CLEVELAND Traficant files 3 motions



One Traficant motion says juries are unconstitutional because they are rubber stamps for the prosecutor.
CLEVELAND -- One day after a U.S. District Court judge dismissed his appeal for a new trial, convicted U.S. Representative James A. Traficant Jr. filed paperwork to have the 10-count felony indictment against him dismissed.
Traficant of Poland, D-17th, filed three motions Wednesday in U.S. District Court, claiming not only did the prosecutor of the case wrongly instruct grand jury members, but that the grand jury itself was illegal.

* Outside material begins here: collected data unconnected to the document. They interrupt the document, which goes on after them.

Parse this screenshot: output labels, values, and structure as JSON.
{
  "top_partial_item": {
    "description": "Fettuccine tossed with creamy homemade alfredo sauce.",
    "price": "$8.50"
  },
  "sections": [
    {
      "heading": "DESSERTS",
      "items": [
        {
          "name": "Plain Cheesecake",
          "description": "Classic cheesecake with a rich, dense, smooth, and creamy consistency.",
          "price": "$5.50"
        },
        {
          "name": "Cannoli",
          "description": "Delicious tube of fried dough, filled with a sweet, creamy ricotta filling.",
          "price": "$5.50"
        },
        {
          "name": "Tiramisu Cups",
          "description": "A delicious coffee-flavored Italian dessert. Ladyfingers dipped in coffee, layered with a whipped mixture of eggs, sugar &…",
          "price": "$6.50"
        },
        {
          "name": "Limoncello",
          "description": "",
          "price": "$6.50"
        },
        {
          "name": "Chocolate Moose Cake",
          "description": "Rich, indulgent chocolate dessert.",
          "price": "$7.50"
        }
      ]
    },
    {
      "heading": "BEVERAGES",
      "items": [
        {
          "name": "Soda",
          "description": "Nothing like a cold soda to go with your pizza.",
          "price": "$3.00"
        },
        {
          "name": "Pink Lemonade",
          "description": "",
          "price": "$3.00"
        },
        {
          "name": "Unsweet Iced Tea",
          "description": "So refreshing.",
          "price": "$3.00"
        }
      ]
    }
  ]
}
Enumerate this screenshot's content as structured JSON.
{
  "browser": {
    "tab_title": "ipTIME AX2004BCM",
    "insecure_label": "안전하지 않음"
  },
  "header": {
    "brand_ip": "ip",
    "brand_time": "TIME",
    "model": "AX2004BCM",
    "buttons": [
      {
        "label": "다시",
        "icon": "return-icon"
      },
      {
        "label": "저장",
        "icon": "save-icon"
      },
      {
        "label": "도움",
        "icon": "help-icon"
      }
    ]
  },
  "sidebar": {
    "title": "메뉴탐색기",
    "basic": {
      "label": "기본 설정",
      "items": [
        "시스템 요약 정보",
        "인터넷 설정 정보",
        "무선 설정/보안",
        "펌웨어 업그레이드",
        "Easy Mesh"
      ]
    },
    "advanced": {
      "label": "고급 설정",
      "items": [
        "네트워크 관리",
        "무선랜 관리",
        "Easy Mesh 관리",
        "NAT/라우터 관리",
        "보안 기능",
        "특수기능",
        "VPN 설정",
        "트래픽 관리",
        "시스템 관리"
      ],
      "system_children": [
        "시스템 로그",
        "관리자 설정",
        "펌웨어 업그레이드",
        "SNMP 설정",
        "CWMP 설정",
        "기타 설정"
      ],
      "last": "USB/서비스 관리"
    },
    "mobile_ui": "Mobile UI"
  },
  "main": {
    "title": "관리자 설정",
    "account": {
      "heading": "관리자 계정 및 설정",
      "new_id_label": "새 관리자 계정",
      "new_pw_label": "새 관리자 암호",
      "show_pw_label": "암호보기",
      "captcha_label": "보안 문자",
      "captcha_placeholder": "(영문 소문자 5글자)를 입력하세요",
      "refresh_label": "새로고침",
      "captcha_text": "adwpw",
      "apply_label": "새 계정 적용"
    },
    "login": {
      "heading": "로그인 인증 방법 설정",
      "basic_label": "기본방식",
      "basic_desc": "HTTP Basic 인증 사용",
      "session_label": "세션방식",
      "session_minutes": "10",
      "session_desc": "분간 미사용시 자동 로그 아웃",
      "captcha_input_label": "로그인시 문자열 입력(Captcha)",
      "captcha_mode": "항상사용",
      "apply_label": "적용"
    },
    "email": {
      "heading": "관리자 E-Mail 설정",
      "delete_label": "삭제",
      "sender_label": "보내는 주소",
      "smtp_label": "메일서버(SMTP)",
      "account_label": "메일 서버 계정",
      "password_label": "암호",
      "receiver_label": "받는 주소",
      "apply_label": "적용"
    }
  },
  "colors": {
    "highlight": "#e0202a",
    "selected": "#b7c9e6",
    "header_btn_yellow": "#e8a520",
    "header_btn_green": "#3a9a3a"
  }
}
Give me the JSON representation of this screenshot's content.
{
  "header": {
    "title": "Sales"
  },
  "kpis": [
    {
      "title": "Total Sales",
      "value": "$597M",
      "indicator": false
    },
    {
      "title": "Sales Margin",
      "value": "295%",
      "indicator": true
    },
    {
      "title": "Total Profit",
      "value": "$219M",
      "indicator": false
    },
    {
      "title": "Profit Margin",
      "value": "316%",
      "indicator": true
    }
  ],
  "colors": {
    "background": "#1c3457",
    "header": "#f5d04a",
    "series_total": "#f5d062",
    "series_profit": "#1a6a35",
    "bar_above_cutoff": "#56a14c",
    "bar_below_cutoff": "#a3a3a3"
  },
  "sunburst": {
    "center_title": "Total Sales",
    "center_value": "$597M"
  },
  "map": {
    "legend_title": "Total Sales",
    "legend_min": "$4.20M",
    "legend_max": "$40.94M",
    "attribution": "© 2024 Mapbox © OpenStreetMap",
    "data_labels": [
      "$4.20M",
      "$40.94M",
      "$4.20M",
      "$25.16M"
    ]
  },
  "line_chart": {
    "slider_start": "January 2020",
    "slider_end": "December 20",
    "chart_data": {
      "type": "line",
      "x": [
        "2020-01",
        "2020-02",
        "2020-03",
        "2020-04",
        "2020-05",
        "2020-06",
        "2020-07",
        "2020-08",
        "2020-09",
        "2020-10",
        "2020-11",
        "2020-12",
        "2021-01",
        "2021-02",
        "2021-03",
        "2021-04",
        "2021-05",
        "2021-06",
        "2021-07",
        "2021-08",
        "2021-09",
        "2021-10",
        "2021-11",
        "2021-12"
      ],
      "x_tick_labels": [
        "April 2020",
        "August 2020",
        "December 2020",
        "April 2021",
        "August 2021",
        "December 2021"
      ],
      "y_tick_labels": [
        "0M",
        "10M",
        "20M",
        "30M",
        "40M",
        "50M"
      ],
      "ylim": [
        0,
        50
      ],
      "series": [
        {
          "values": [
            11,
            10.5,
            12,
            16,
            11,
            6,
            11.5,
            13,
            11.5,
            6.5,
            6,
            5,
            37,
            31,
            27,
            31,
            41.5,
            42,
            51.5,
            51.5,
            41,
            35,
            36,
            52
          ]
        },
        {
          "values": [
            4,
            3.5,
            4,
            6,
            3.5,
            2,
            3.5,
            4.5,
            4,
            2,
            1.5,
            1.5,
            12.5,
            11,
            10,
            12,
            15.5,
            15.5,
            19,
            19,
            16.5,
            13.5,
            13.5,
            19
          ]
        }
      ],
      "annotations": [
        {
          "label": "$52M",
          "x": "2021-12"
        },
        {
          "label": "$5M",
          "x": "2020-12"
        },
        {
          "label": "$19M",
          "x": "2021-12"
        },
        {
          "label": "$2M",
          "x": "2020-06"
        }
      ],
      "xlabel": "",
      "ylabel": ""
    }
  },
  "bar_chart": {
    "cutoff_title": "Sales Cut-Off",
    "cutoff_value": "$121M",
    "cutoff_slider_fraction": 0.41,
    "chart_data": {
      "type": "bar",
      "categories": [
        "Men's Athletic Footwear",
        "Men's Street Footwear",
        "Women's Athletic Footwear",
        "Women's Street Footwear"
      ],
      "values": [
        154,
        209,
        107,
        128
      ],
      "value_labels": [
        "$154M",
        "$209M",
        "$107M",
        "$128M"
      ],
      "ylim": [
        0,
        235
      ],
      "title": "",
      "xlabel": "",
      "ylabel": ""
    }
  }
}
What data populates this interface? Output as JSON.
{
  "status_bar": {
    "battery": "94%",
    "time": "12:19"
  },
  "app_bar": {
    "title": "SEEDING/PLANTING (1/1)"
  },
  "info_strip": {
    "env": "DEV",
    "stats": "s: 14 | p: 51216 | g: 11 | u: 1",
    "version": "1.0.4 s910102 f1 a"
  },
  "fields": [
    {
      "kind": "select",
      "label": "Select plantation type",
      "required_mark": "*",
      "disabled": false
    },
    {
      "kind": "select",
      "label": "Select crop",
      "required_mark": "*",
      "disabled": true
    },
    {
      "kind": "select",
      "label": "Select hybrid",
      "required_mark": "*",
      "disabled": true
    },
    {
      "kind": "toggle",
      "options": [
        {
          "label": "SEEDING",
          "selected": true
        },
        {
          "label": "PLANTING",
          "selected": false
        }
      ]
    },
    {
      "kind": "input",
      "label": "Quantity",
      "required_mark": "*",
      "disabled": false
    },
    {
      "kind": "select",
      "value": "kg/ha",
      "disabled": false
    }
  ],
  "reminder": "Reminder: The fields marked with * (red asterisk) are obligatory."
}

The congressman is scheduled for sentencing July 30 after being found guilty on 10 felony charges, including bribery and racketeering.
Unconstitutional?
Traficant said in his motions that all indictments since June 30, 1906, are unconstitutional because grand juries have become a rubber stamp of prosecutors. The date reflects a statute enacted by Congress that permits government attorneys to take part in the grand jury process. Before that date, only judges took part in the process.
He argues in a separate motion that because the names of grand jurors and their votes to indict him were not recorded the indictment is void.
In the third motion, Traficant says Craig S. Morford, an assistant U.S. attorney, violated procedure by even being in the same room with grand jurors, let alone instructing them about the government's case against the congressman.
U.S. District Judge Lesley Brooks Wells, who will rule on the motions, presided over Traficant's trial.
On Tuesday, she struck down his request for a new trial based on arguments the jury selection process in his case was unconstitutional since none of the jurors was from the Mahoning Valley.